Concern about the state of the US economy has prompted the Federal Reserve Board (Fed) to move swiftly to reduce its key interest rate in an attempt to bolster confidence and support growth. The move comes weeks earlier than expected - a cut had not been anticipated until the next formal meeting at the end of January - and the decision to reduce rates by a full half point is the first such reduction since the autumn of 1998.
The US stockmarket responded positively, but it will be some time before it is clear whether the move will allay fears about the economy's health. Recent US economic data have indicated that growth is slowing. A survey by the US National Association of Purchasing Managers - showing manufacturing activity in December at a 10-year low - may have been the final piece of evidence which persuaded the Fed to act.
In its statement accompanying the rate cut announcement, the US central bank pointed to signs of weakening sales and production , falling consumer confidence and the impact of higher energy prices on purchasing power. As inflationary pressures remained weak, it said, an interest rate cut was clearly justified.
The Fed can certainly not be accused of delay in responding to the economic signals. It has moved quickly to cut interest rates in a way which should have a significant impact on economic confidence.

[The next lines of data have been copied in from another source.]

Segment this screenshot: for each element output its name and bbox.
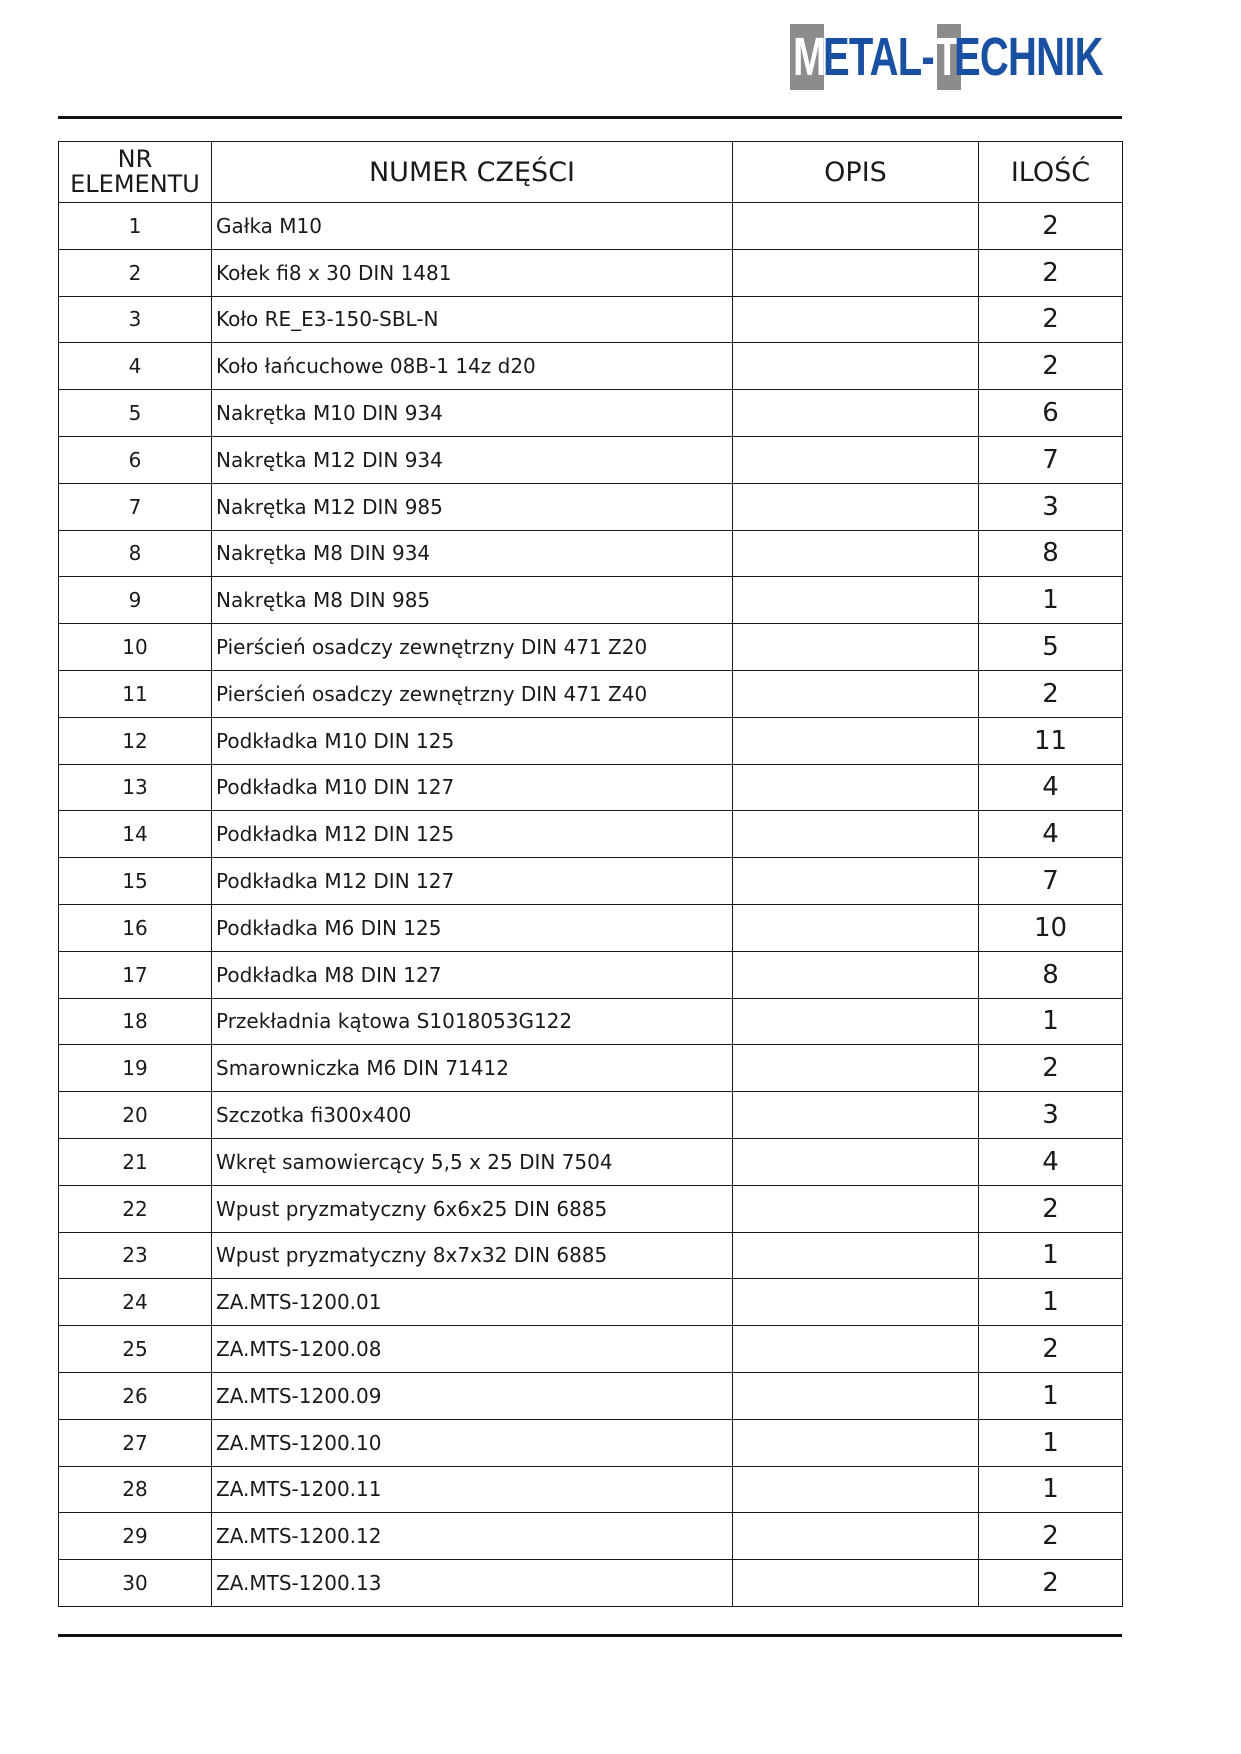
quantity: 1 <box>979 998 1123 1045</box>
table-row <box>59 998 1123 1045</box>
part-number: Smarowniczka M6 DIN 71412 <box>212 1045 733 1092</box>
row-number: 7 <box>59 483 212 530</box>
description <box>733 858 979 905</box>
description <box>733 670 979 717</box>
description <box>733 249 979 296</box>
part-number: ZA.MTS-1200.01 <box>212 1279 733 1326</box>
quantity: 6 <box>979 390 1123 437</box>
part-number: ZA.MTS-1200.08 <box>212 1326 733 1373</box>
table-row <box>59 858 1123 905</box>
table-row <box>59 1045 1123 1092</box>
row-number: 1 <box>59 203 212 250</box>
description <box>733 530 979 577</box>
quantity: 1 <box>979 1466 1123 1513</box>
logo-letter-m: M <box>793 27 826 87</box>
part-number: Pierścień osadczy zewnętrzny DIN 471 Z20 <box>212 624 733 671</box>
part-number: Koło łańcuchowe 08B-1 14z d20 <box>212 343 733 390</box>
quantity: 1 <box>979 1372 1123 1419</box>
description <box>733 1466 979 1513</box>
quantity: 3 <box>979 1092 1123 1139</box>
table-row <box>59 1138 1123 1185</box>
parts-list-table <box>58 141 1123 1607</box>
logo-letter-t: T <box>935 27 959 87</box>
row-number: 29 <box>59 1513 212 1560</box>
column-header-nr-line1: NR <box>117 145 153 173</box>
description <box>733 717 979 764</box>
quantity: 2 <box>979 1326 1123 1373</box>
part-number: Nakrętka M12 DIN 985 <box>212 483 733 530</box>
quantity: 11 <box>979 717 1123 764</box>
description <box>733 1560 979 1607</box>
table-row <box>59 1185 1123 1232</box>
quantity: 2 <box>979 1185 1123 1232</box>
row-number: 13 <box>59 764 212 811</box>
row-number: 4 <box>59 343 212 390</box>
quantity: 1 <box>979 577 1123 624</box>
part-number: Nakrętka M8 DIN 985 <box>212 577 733 624</box>
table-row <box>59 1372 1123 1419</box>
quantity: 8 <box>979 951 1123 998</box>
table-row <box>59 296 1123 343</box>
table-row <box>59 436 1123 483</box>
part-number: Przekładnia kątowa S1018053G122 <box>212 998 733 1045</box>
quantity: 5 <box>979 624 1123 671</box>
table-row <box>59 1232 1123 1279</box>
description <box>733 343 979 390</box>
quantity: 10 <box>979 904 1123 951</box>
quantity: 2 <box>979 1045 1123 1092</box>
column-header-nr-line2: ELEMENTU <box>70 170 200 198</box>
row-number: 15 <box>59 858 212 905</box>
row-number: 27 <box>59 1419 212 1466</box>
part-number: Wpust pryzmatyczny 6x6x25 DIN 6885 <box>212 1185 733 1232</box>
table-row <box>59 811 1123 858</box>
row-number: 2 <box>59 249 212 296</box>
description <box>733 1138 979 1185</box>
part-number: Wkręt samowiercący 5,5 x 25 DIN 7504 <box>212 1138 733 1185</box>
row-number: 6 <box>59 436 212 483</box>
table-row <box>59 530 1123 577</box>
quantity: 4 <box>979 764 1123 811</box>
table-row <box>59 764 1123 811</box>
row-number: 25 <box>59 1326 212 1373</box>
part-number: Kołek fi8 x 30 DIN 1481 <box>212 249 733 296</box>
description <box>733 203 979 250</box>
logo-text-etal: ETAL- <box>823 27 934 87</box>
table-row <box>59 1419 1123 1466</box>
part-number: ZA.MTS-1200.10 <box>212 1419 733 1466</box>
quantity: 2 <box>979 343 1123 390</box>
row-number: 18 <box>59 998 212 1045</box>
table-row <box>59 577 1123 624</box>
table-row <box>59 203 1123 250</box>
description <box>733 1279 979 1326</box>
part-number: Nakrętka M12 DIN 934 <box>212 436 733 483</box>
quantity: 8 <box>979 530 1123 577</box>
row-number: 19 <box>59 1045 212 1092</box>
column-header-nr <box>59 142 212 203</box>
part-number: Koło RE_E3-150-SBL-N <box>212 296 733 343</box>
row-number: 12 <box>59 717 212 764</box>
row-number: 30 <box>59 1560 212 1607</box>
description <box>733 1185 979 1232</box>
part-number: ZA.MTS-1200.11 <box>212 1466 733 1513</box>
quantity: 7 <box>979 858 1123 905</box>
quantity: 4 <box>979 811 1123 858</box>
row-number: 16 <box>59 904 212 951</box>
description <box>733 1092 979 1139</box>
row-number: 5 <box>59 390 212 437</box>
description <box>733 1513 979 1560</box>
header-divider <box>58 116 1122 119</box>
table-row <box>59 1279 1123 1326</box>
row-number: 24 <box>59 1279 212 1326</box>
row-number: 3 <box>59 296 212 343</box>
description <box>733 436 979 483</box>
part-number: Nakrętka M8 DIN 934 <box>212 530 733 577</box>
company-logo <box>790 24 1115 90</box>
row-number: 14 <box>59 811 212 858</box>
description <box>733 811 979 858</box>
description <box>733 998 979 1045</box>
table-row <box>59 390 1123 437</box>
table-row <box>59 717 1123 764</box>
part-number: ZA.MTS-1200.09 <box>212 1372 733 1419</box>
footer-divider <box>58 1634 1122 1637</box>
part-number: ZA.MTS-1200.13 <box>212 1560 733 1607</box>
table-row <box>59 1466 1123 1513</box>
quantity: 2 <box>979 1560 1123 1607</box>
quantity: 2 <box>979 203 1123 250</box>
table-row <box>59 904 1123 951</box>
description <box>733 764 979 811</box>
table-row <box>59 1513 1123 1560</box>
part-number: Podkładka M8 DIN 127 <box>212 951 733 998</box>
table-row <box>59 951 1123 998</box>
part-number: Podkładka M10 DIN 127 <box>212 764 733 811</box>
quantity: 2 <box>979 1513 1123 1560</box>
quantity: 2 <box>979 670 1123 717</box>
part-number: Szczotka fi300x400 <box>212 1092 733 1139</box>
description <box>733 951 979 998</box>
part-number: Podkładka M12 DIN 127 <box>212 858 733 905</box>
part-number: Gałka M10 <box>212 203 733 250</box>
quantity: 7 <box>979 436 1123 483</box>
description <box>733 1419 979 1466</box>
description <box>733 1372 979 1419</box>
part-number: Podkładka M6 DIN 125 <box>212 904 733 951</box>
description <box>733 390 979 437</box>
part-number: Pierścień osadczy zewnętrzny DIN 471 Z40 <box>212 670 733 717</box>
part-number: Nakrętka M10 DIN 934 <box>212 390 733 437</box>
description <box>733 483 979 530</box>
row-number: 17 <box>59 951 212 998</box>
part-number: Podkładka M10 DIN 125 <box>212 717 733 764</box>
row-number: 26 <box>59 1372 212 1419</box>
table-header-row <box>59 142 1123 203</box>
table-row <box>59 483 1123 530</box>
description <box>733 1045 979 1092</box>
table-row <box>59 1560 1123 1607</box>
row-number: 11 <box>59 670 212 717</box>
table-row <box>59 249 1123 296</box>
quantity: 1 <box>979 1419 1123 1466</box>
row-number: 10 <box>59 624 212 671</box>
column-header-qty: ILOŚĆ <box>979 142 1123 203</box>
row-number: 21 <box>59 1138 212 1185</box>
logo-text-echnik: ECHNIK <box>954 27 1103 87</box>
row-number: 8 <box>59 530 212 577</box>
quantity: 2 <box>979 249 1123 296</box>
row-number: 9 <box>59 577 212 624</box>
row-number: 20 <box>59 1092 212 1139</box>
row-number: 23 <box>59 1232 212 1279</box>
table-row <box>59 1326 1123 1373</box>
column-header-desc: OPIS <box>733 142 979 203</box>
table-row <box>59 343 1123 390</box>
part-number: ZA.MTS-1200.12 <box>212 1513 733 1560</box>
table-row <box>59 670 1123 717</box>
table-row <box>59 1092 1123 1139</box>
table-row <box>59 624 1123 671</box>
quantity: 1 <box>979 1279 1123 1326</box>
quantity: 2 <box>979 296 1123 343</box>
part-number: Podkładka M12 DIN 125 <box>212 811 733 858</box>
quantity: 1 <box>979 1232 1123 1279</box>
quantity: 4 <box>979 1138 1123 1185</box>
description <box>733 1326 979 1373</box>
part-number: Wpust pryzmatyczny 8x7x32 DIN 6885 <box>212 1232 733 1279</box>
description <box>733 577 979 624</box>
description <box>733 624 979 671</box>
description <box>733 1232 979 1279</box>
quantity: 3 <box>979 483 1123 530</box>
description <box>733 904 979 951</box>
row-number: 22 <box>59 1185 212 1232</box>
column-header-part: NUMER CZĘŚCI <box>212 142 733 203</box>
row-number: 28 <box>59 1466 212 1513</box>
description <box>733 296 979 343</box>
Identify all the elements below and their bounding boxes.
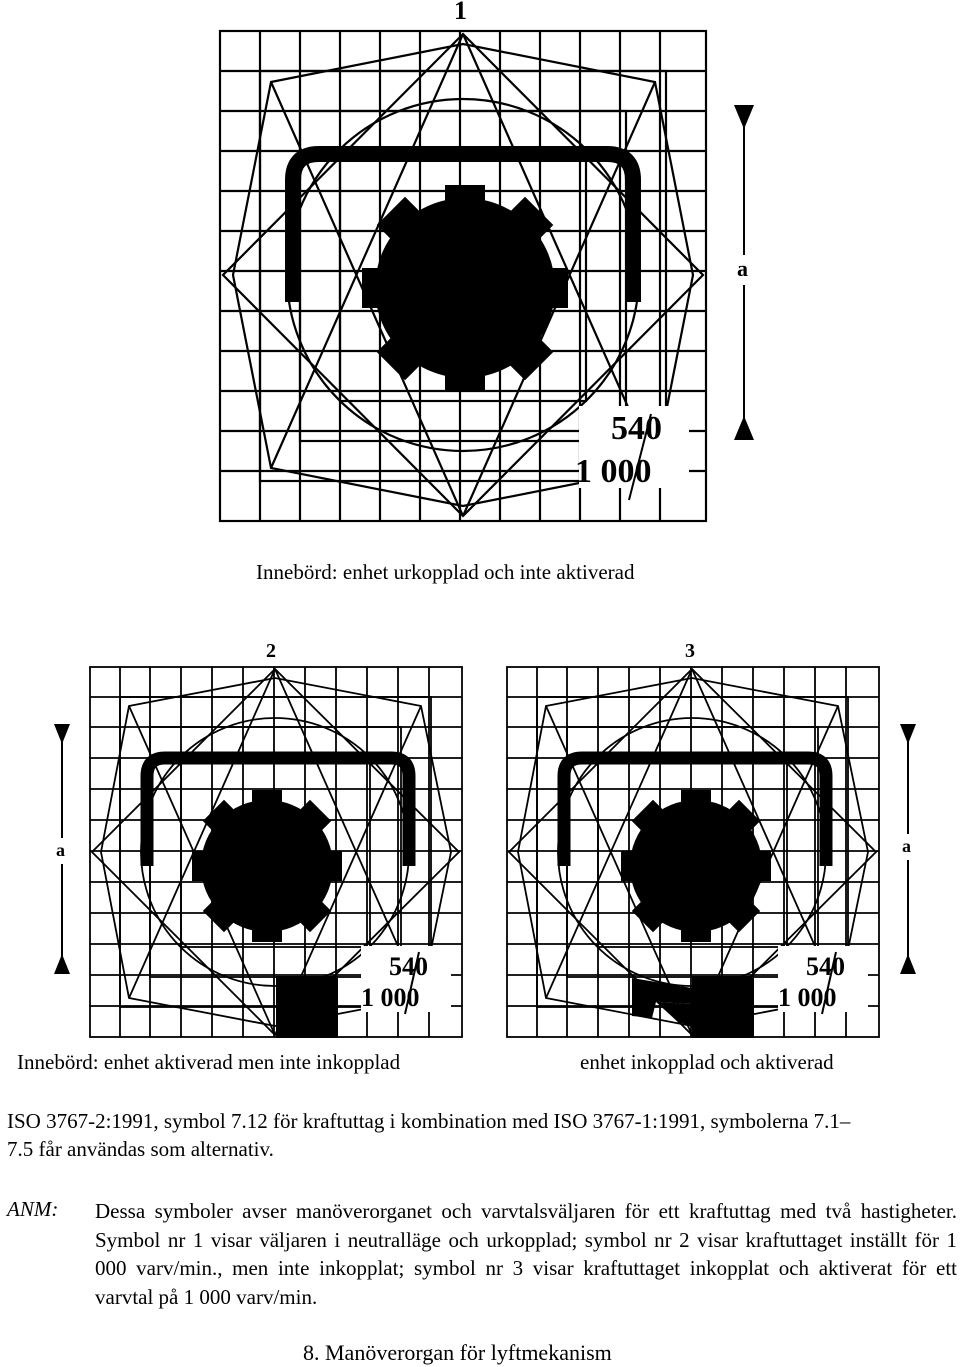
symbol-1-number: 1	[454, 0, 467, 25]
symbol-2-speed-top: 540	[389, 952, 428, 981]
symbol-3-dimension-label: a	[902, 836, 911, 856]
symbol-1-dimension-label: a	[737, 256, 748, 281]
symbol-3-drawing	[506, 666, 880, 1038]
symbol-3-speed-top: 540	[806, 952, 845, 981]
body-paragraph: ISO 3767-2:1991, symbol 7.12 för kraftuttag i kombination med ISO 3767-1:1991, symbolerna 7.1–7.5 får användas som alternativ.	[7, 1109, 851, 1161]
note-label: ANM:	[7, 1197, 59, 1221]
symbol-3-number: 3	[685, 640, 695, 662]
symbol-1-drawing	[219, 30, 707, 522]
symbol-2-number: 2	[266, 640, 276, 662]
symbol-1-dimension	[728, 105, 768, 440]
symbol-2-caption: Innebörd: enhet aktiverad men inte inkopplad	[17, 1050, 401, 1074]
symbol-1-caption: Innebörd: enhet urkopplad och inte aktiverad	[256, 560, 635, 584]
symbol-3-caption: enhet inkopplad och aktiverad	[580, 1050, 834, 1074]
note-text: Dessa symboler avser manöverorganet och varvtalsväljaren för ett kraftuttag med två hastigheter. Symbol nr 1 visar väljaren i neutralläge och urkopplad; symbol nr 2 visar kraftuttaget inställt för 1 000 varv/min., men inte inkopplat; symbol nr 3 visar kraftuttaget inkopplat och aktiverat för ett varvtal på 1 000 varv/min.	[95, 1199, 957, 1309]
symbol-3-speed-bottom: 1 000	[778, 983, 837, 1012]
symbol-2-drawing	[89, 666, 463, 1038]
symbol-1-speed-bottom: 1 000	[575, 453, 652, 490]
symbol-2-dimension-label: a	[56, 840, 65, 860]
symbol-2-speed-bottom: 1 000	[361, 983, 420, 1012]
symbol-2-figure	[89, 666, 463, 1038]
symbol-3-figure	[506, 666, 880, 1038]
symbol-1-speed-top: 540	[611, 410, 662, 447]
symbol-1-figure	[219, 30, 707, 522]
section-heading: 8. Manöverorgan för lyftmekanism	[303, 1340, 612, 1365]
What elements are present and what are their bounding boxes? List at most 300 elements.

Its chairman, Mr Alan Greenspan, has a well-earned reputation for management of monetary policy which has helped to sustain the long period of strong growth. In part the move is an admission by the Fed that up to now it has underestimated the extent of the slowdown. That said, in the light of the recent evidence, it is welcome.
The financial markets responded positively with share prices shooting higher. However the Fed will be more concerned about the impact on business and consumer confidence. It remains to be seen whether the reduction will be enough to give a lift to consumer spending and business investment, which have both slackened markedly over the last couple of months. The Fed move will lower borrowing costs, but it also underlines the extent of its concern about the economic outlook. The central bank is thus likely to stand ready to cut interest rates again over the coming weeks if the economic signals remain poor.
For the Irish economy, the determination of the Fed to keep the US economy on a path of stable growth is welcome. Fears that the US could slip into recession have cast doubts over the outlook for our own economy, as it would have affected both inward investment and exports. If instead of slipping into recession, the US economy merely slows somewhat, that will provide a much more favourable backdrop for Ireland over the next couple of years.
Figures from IDA Ireland yesterday, indicated that inward investment from the US and elsewhere continues to contribute significantly to growth here. Separately, the exchequer returns for last year provided further evidence of the momentum of economic growth. If the Fed can help the US economy to avoid recession, then these - and other - positive indicators of Irish economic growth are likely to be sustained throughout this year.